French Expression of the Day: Chanter faux

This is definitely not lip synching.

French Expression of the Day: Chanter faux

Why do I need to know Chanter faux ?

Because if you were not blessed with a beautiful singing voice, then this might be a good phrase to know. 

What does it mean?

Chanter faux – pronounced shahn-tay foe – literally means to ‘fake sing.’ You might assume this expression would mean ‘lip sync’ in French, but its true meaning is to sing out of tune. (Lip synching is chanter en playback).

It joins a chorus of other French expressions about bad singing, like chanter comme une casserole (to sing like a saucepan) or chanter comme une seringue (to sing like a siren).  

Chanter faux is actually the most correct way to describe someone being off key, so it might be a better option than comparing another’s voice to a cooking utensil. 

You might have seen this expression pop up recently amid the drought, as people call for rain dances and rain singing (where there is no shame in singing badly).

Use it like this

Pendant l’audition pour la pièce, Sarah a chanté faux.
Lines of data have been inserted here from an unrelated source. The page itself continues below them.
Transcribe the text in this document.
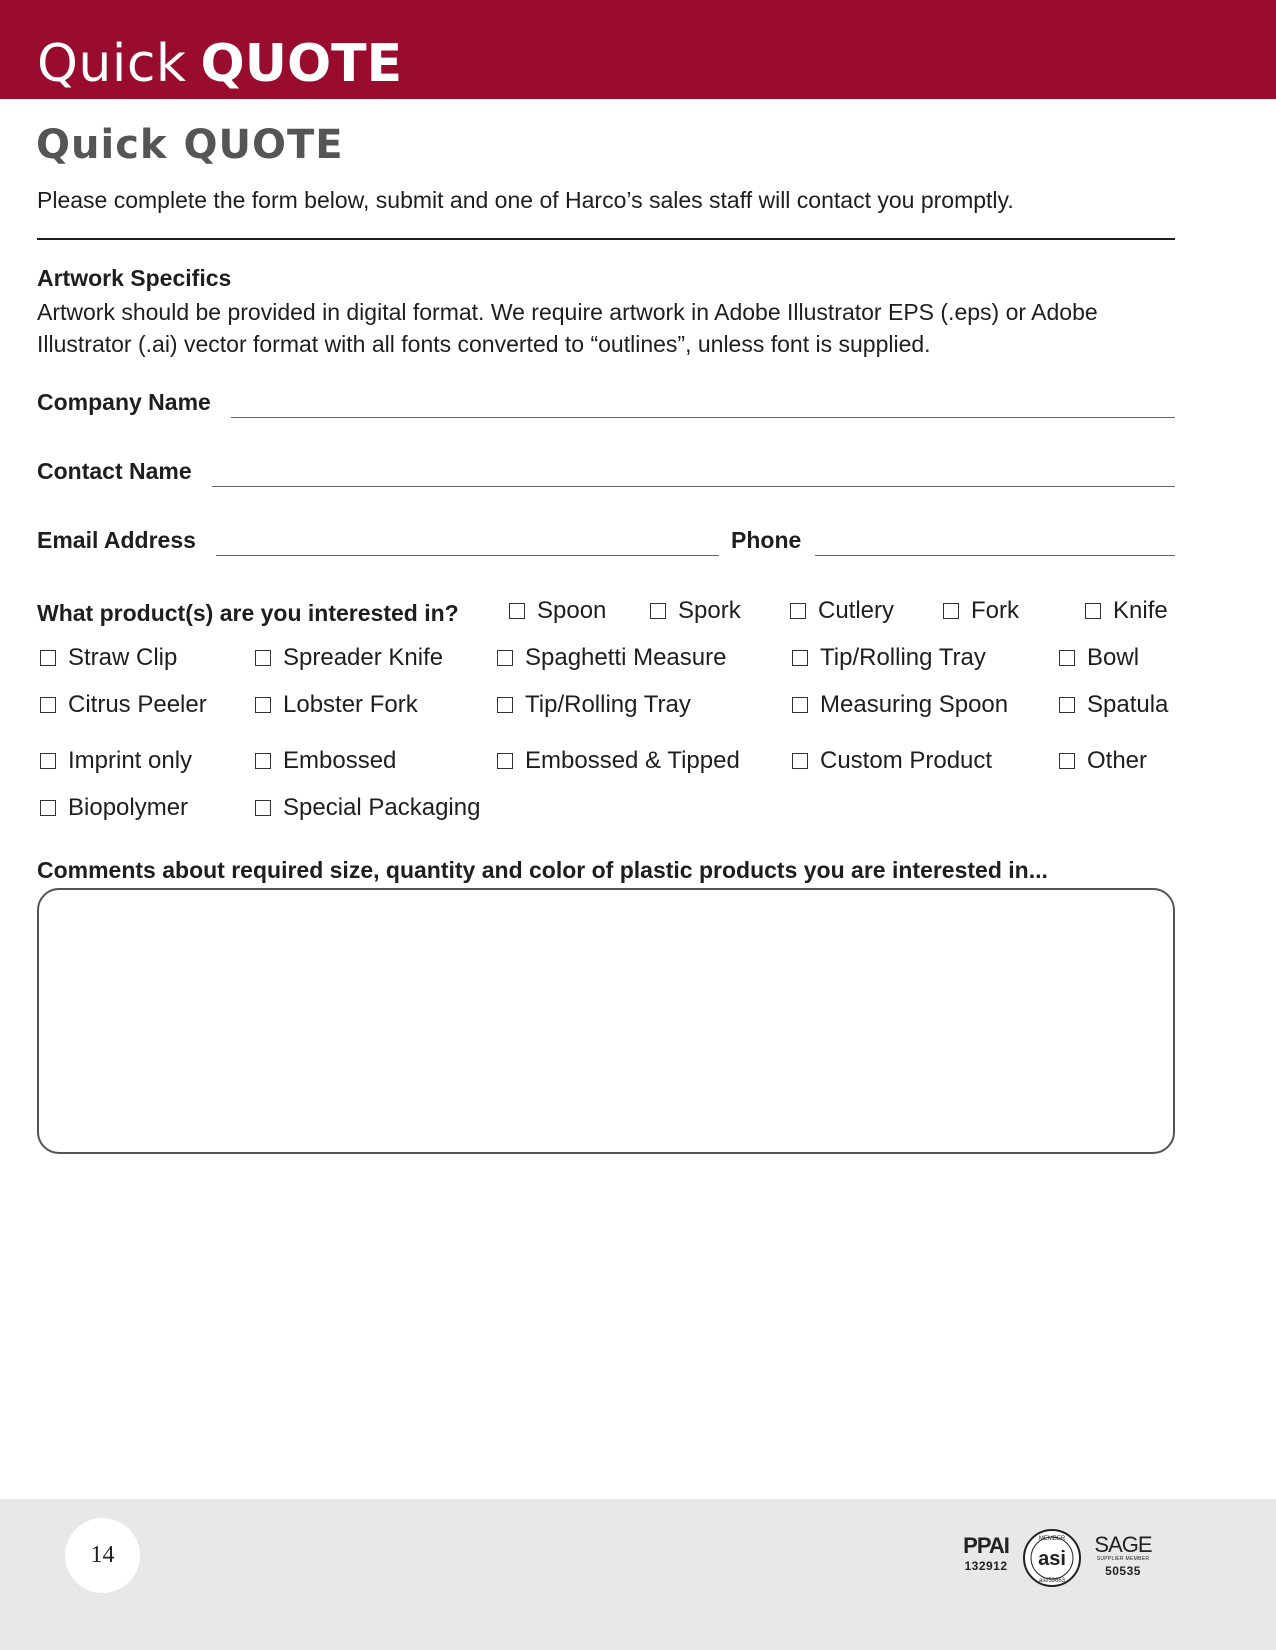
Quick QUOTE
Quick QUOTE
Please complete the form below, submit and one of Harco’s sales staff will contact you promptly.
Artwork Specifics
Artwork should be provided in digital format. We require artwork in Adobe Illustrator EPS (.eps) or Adobe Illustrator (.ai) vector format with all fonts converted to “outlines”, unless font is supplied.
Company Name
Contact Name
Email Address	Phone
What product(s) are you interested in?	Spoon	Spork	Cutlery	Fork	Knife
Straw Clip	Spreader Knife	Spaghetti Measure	Tip/Rolling Tray	Bowl
Citrus Peeler	Lobster Fork	Tip/Rolling Tray	Measuring Spoon	Spatula
Imprint only	Embossed	Embossed & Tipped	Custom Product	Other
Biopolymer	Special Packaging
Comments about required size, quantity and color of plastic products you are interested in...
14	PPAI
132912	asi
MEMBER
asi/59663
SAGE
SUPPLIER MEMBER
50535
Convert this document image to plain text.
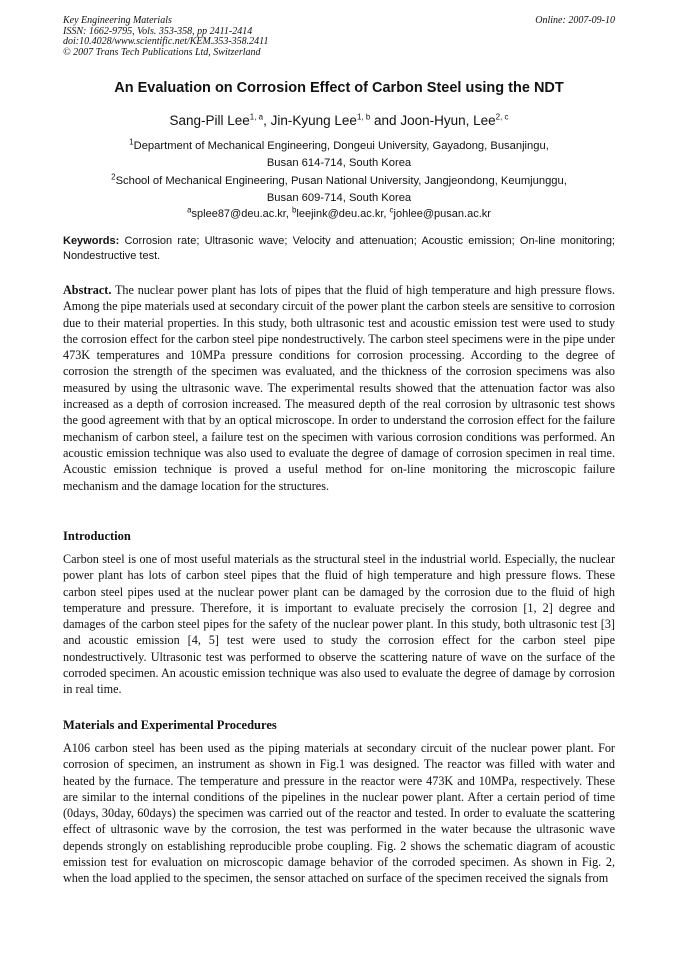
Key Engineering Materials
ISSN: 1662-9795, Vols. 353-358, pp 2411-2414
doi:10.4028/www.scientific.net/KEM.353-358.2411
© 2007 Trans Tech Publications Ltd, Switzerland
Online: 2007-09-10
An Evaluation on Corrosion Effect of Carbon Steel using the NDT
Sang-Pill Lee$^{1, a}$, Jin-Kyung Lee$^{1, b}$ and Joon-Hyun, Lee$^{2, c}$
$^1$Department of Mechanical Engineering, Dongeui University, Gayadong, Busanjingu,
Busan 614-714, South Korea
$^2$School of Mechanical Engineering, Pusan National University, Jangjeondong, Keumjunggu,
Busan 609-714, South Korea
$^a$splee87@deu.ac.kr, $^b$leejink@deu.ac.kr, $^c$johlee@pusan.ac.kr
Keywords: Corrosion rate; Ultrasonic wave; Velocity and attenuation; Acoustic emission; On-line monitoring; Nondestructive test.

Abstract. The nuclear power plant has lots of pipes that the fluid of high temperature and high pressure flows. Among the pipe materials used at secondary circuit of the power plant the carbon steels are sensitive to corrosion due to their material properties. In this study, both ultrasonic test and acoustic emission test were used to study the corrosion effect for the carbon steel pipe nondestructively. The carbon steel specimens were in the pipe under 473K temperatures and 10MPa pressure conditions for corrosion processing. According to the degree of corrosion the strength of the specimen was evaluated, and the thickness of the corrosion specimens was also measured by using the ultrasonic wave. The experimental results showed that the attenuation factor was also increased as a depth of corrosion increased. The measured depth of the real corrosion by ultrasonic test shows the good agreement with that by an optical microscope. In order to understand the corrosion effect for the failure mechanism of carbon steel, a failure test on the specimen with various corrosion conditions was performed. An acoustic emission technique was also used to evaluate the degree of damage of corrosion specimen in real time. Acoustic emission technique is proved a useful method for on-line monitoring the microscopic failure mechanism and the damage location for the structures.

Introduction

Carbon steel is one of most useful materials as the structural steel in the industrial world. Especially, the nuclear power plant has lots of carbon steel pipes that the fluid of high temperature and high pressure flows. These carbon steel pipes used at the nuclear power plant can be damaged by the corrosion due to the fluid of high temperature and pressure. Therefore, it is important to evaluate precisely the corrosion [1, 2] degree and damages of the carbon steel pipes for the safety of the nuclear power plant. In this study, both ultrasonic test [3] and acoustic emission [4, 5] test were used to study the corrosion effect for the carbon steel pipe nondestructively. Ultrasonic test was performed to observe the scattering nature of wave on the surface of the corroded specimen. An acoustic emission technique was also used to evaluate the degree of damage by corrosion in real time.

Materials and Experimental Procedures

A106 carbon steel has been used as the piping materials at secondary circuit of the nuclear power plant. For corrosion of specimen, an instrument as shown in Fig.1 was designed. The reactor was filled with water and heated by the furnace. The temperature and pressure in the reactor were 473K and 10MPa, respectively. These are similar to the internal conditions of the pipelines in the nuclear power plant. After a certain period of time (0days, 30day, 60days) the specimen was carried out of the reactor and tested. In order to evaluate the scattering effect of ultrasonic wave by the corrosion, the test was performed in the water because the ultrasonic wave depends strongly on establishing reproducible probe coupling. Fig. 2 shows the schematic diagram of acoustic emission test for evaluation on microscopic damage behavior of the corroded specimen. As shown in Fig. 2, when the load applied to the specimen, the sensor attached on surface of the specimen received the signals from
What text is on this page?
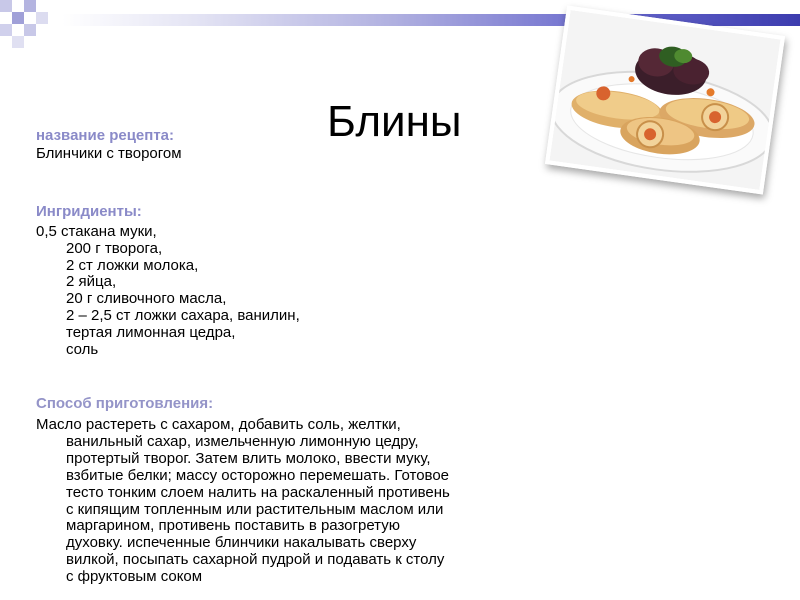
Блины

название рецепта:

Блинчики с творогом

Ингридиенты:

0,5 стакана муки,
200 г творога,
2 ст ложки молока,
2 яйца,
20 г сливочного масла,
2 – 2,5 ст ложки сахара, ванилин,
тертая лимонная цедра,
соль

Способ приготовления:

Масло растереть с сахаром, добавить соль, желтки,
ванильный сахар, измельченную лимонную цедру,
протертый творог. Затем влить молоко, ввести муку,
взбитые белки; массу осторожно перемешать. Готовое
тесто тонким слоем налить на раскаленный противень
с кипящим топленным или растительным маслом или
маргарином, противень поставить в разогретую
духовку. испеченные блинчики накалывать сверху
вилкой, посыпать сахарной пудрой и подавать к столу
с фруктовым соком
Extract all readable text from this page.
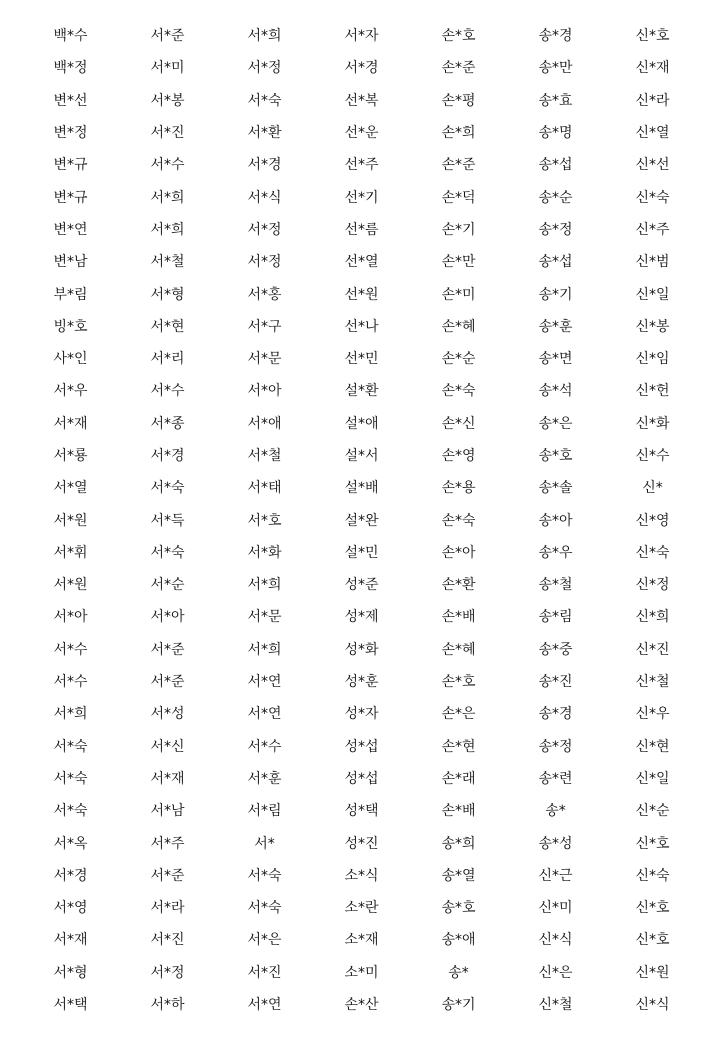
백*수	서*준	서*희	서*자	손*호	송*경	신*호
백*정	서*미	서*정	서*경	손*준	송*만	신*재
변*선	서*봉	서*숙	선*복	손*평	송*효	신*라
변*정	서*진	서*환	선*운	손*희	송*명	신*열
변*규	서*수	서*경	선*주	손*준	송*섭	신*선
변*규	서*희	서*식	선*기	손*덕	송*순	신*숙
변*연	서*희	서*정	선*름	손*기	송*정	신*주
변*남	서*철	서*정	선*열	손*만	송*섭	신*범
부*림	서*형	서*홍	선*원	손*미	송*기	신*일
빙*호	서*현	서*구	선*나	손*혜	송*훈	신*봉
사*인	서*리	서*문	선*민	손*순	송*면	신*임
서*우	서*수	서*아	설*환	손*숙	송*석	신*헌
서*재	서*종	서*애	설*애	손*신	송*은	신*화
서*룡	서*경	서*철	설*서	손*영	송*호	신*수
서*열	서*숙	서*태	설*배	손*용	송*솔	신*
서*원	서*득	서*호	설*완	손*숙	송*아	신*영
서*휘	서*숙	서*화	설*민	손*아	송*우	신*숙
서*원	서*순	서*희	성*준	손*환	송*철	신*정
서*아	서*아	서*문	성*제	손*배	송*림	신*희
서*수	서*준	서*희	성*화	손*혜	송*중	신*진
서*수	서*준	서*연	성*훈	손*호	송*진	신*철
서*희	서*성	서*연	성*자	손*은	송*경	신*우
서*숙	서*신	서*수	성*섭	손*현	송*정	신*현
서*숙	서*재	서*훈	성*섭	손*래	송*련	신*일
서*숙	서*남	서*림	성*택	손*배	송*	신*순
서*옥	서*주	서*	성*진	송*희	송*성	신*호
서*경	서*준	서*숙	소*식	송*열	신*근	신*숙
서*영	서*라	서*숙	소*란	송*호	신*미	신*호
서*재	서*진	서*은	소*재	송*애	신*식	신*호
서*형	서*정	서*진	소*미	송*	신*은	신*원
서*택	서*하	서*연	손*산	송*기	신*철	신*식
Malheureusement, elle n’a pas obtenu le rôle. – During her audition for the play, Sarah sang out of tune. Sadly, she did not get a role.

Si on fait un karaoké, tu verras comme je chante mal. Je chante vraiment faux, mais je m’en fiche. Il s’agit de s’amuser. – If we do karaoke you will see how badly I sing. I am really out of tune, but I don’t care. It’s all about having fun.